Such a feeding device is in use supplied with articles from above and delivers them below the shafts, feeding taking place whenever the shafts are rotating and the blocking members are in their withdrawn positions, and being stopped whenever the shafts are stopped and the blocking members in their blocking positions. It is preferred therefore to provide a common control for the common actuating means of the blocking members and the driving means for the shafts, as this enables feeding to be stopped and started simply and abruptly, which is of advantage if it is desired to feed articles in batches of predetermined size.

Feeding devices embodying the invention may be used in a variety of types of apparatus but are notably convenient to use in apparatus for filling boxes, trays or the like.

Further according to the invention, there is provided apparatus for filling boxes, trays or the like with cigarettes or other rod-like articles, including a feeding device as defined above, including means for delivering articles to a supply hopper immediately above the shafts of the feeding device, a platform below said shafts to receive articles falling therebetween, and elevating means arranged to move said platform vertically between a lowered position and a raised position separated by a distance corresponding to the height of a box, tray or the like to be filled, said elevating means being operable in synchronism with the driving means for the shafts and the common actuating means for the blocking members of the feeding device, so that the shafts rotate and the blocking members are in their withdrawn positions only while the platform is descending from its raised position to its lowered position.

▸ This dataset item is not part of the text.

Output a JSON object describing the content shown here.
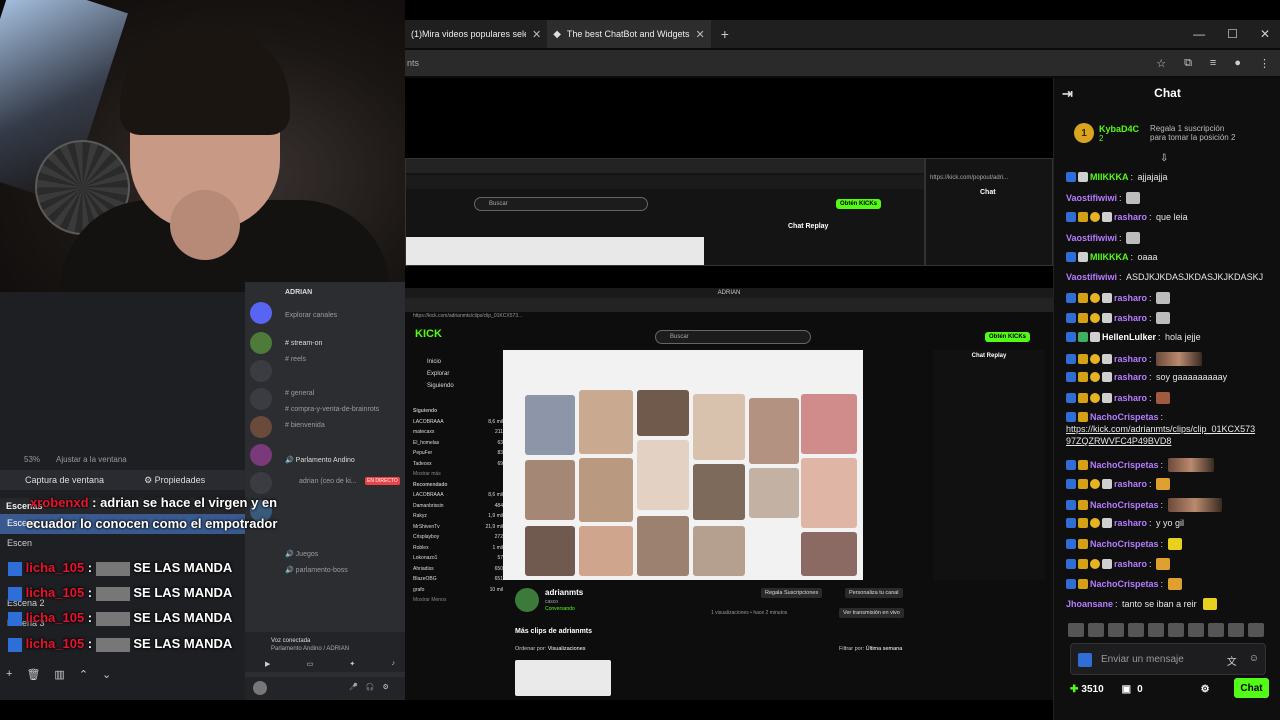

With such apparatus it will be understood that each time the platform commences a descent from its raised position to its lowered position, the shafts commence rotation and the blocking members move to their withdrawn positions. Articles start falling through the spaces between the shafts, from the supply hopper to the platform. As the platform is initially in its raised position, when feeding of articles commences as the blocking members are withdrawn the articles fall only a short distance, and as the platform descends, the accumulation of articles upon the platform tends to decrease the distance of fall, offsetting the increase of that distance due to the platforms descent. Preferably the elevating means is arranged to give a rate of descent of the platform which substantially balances the rate at which the height of articles accumulated on the platform increases so that the distance through which articles fall remains sensibly constant and in feeding cigarettes we prefer to keep this distance zero, so that during most of a tray filling operation there is a continuous mass of cigarettes from the platform up between the shafts to the topmost layer of cigarettes in the supply hopper. It is preferred to stop feeding of the articles shortly before the platform reaches its lowest position, to ensure that the tray is not overfilled and once feeding has been stopped, the rate of descent of the platform may be increased.

A box, tray or the like open at'the top and over its two long sides may be placed below the feeding means so that the platform descends into it carrying the articles accumulating thereon. With such an arrangement, it is preferable also to provide pusher means operable. as soon as the platform attains its lowered position, the shafts have ceased to rotate and the blocking members have assumed their blocking positions, said pusher means being arranged to move horizontally across the path of the platform to engage the articles thereon and push them off the platform. The box, tray or the like requires to be pushed laterally in similar fashion and in handling cigarettes it is preferred to provide for engagement of part of the pusher means directly against the box, tray or the like but in handling articles more robust than cigarettes it may be sufficient for the pusher means simply to engage the articles and allow the box, tray or the like to be moved by thrust transmitted through the articles to a side wall of the box, tray or the like opposite the open side thereof through which the platform and pusher means enter.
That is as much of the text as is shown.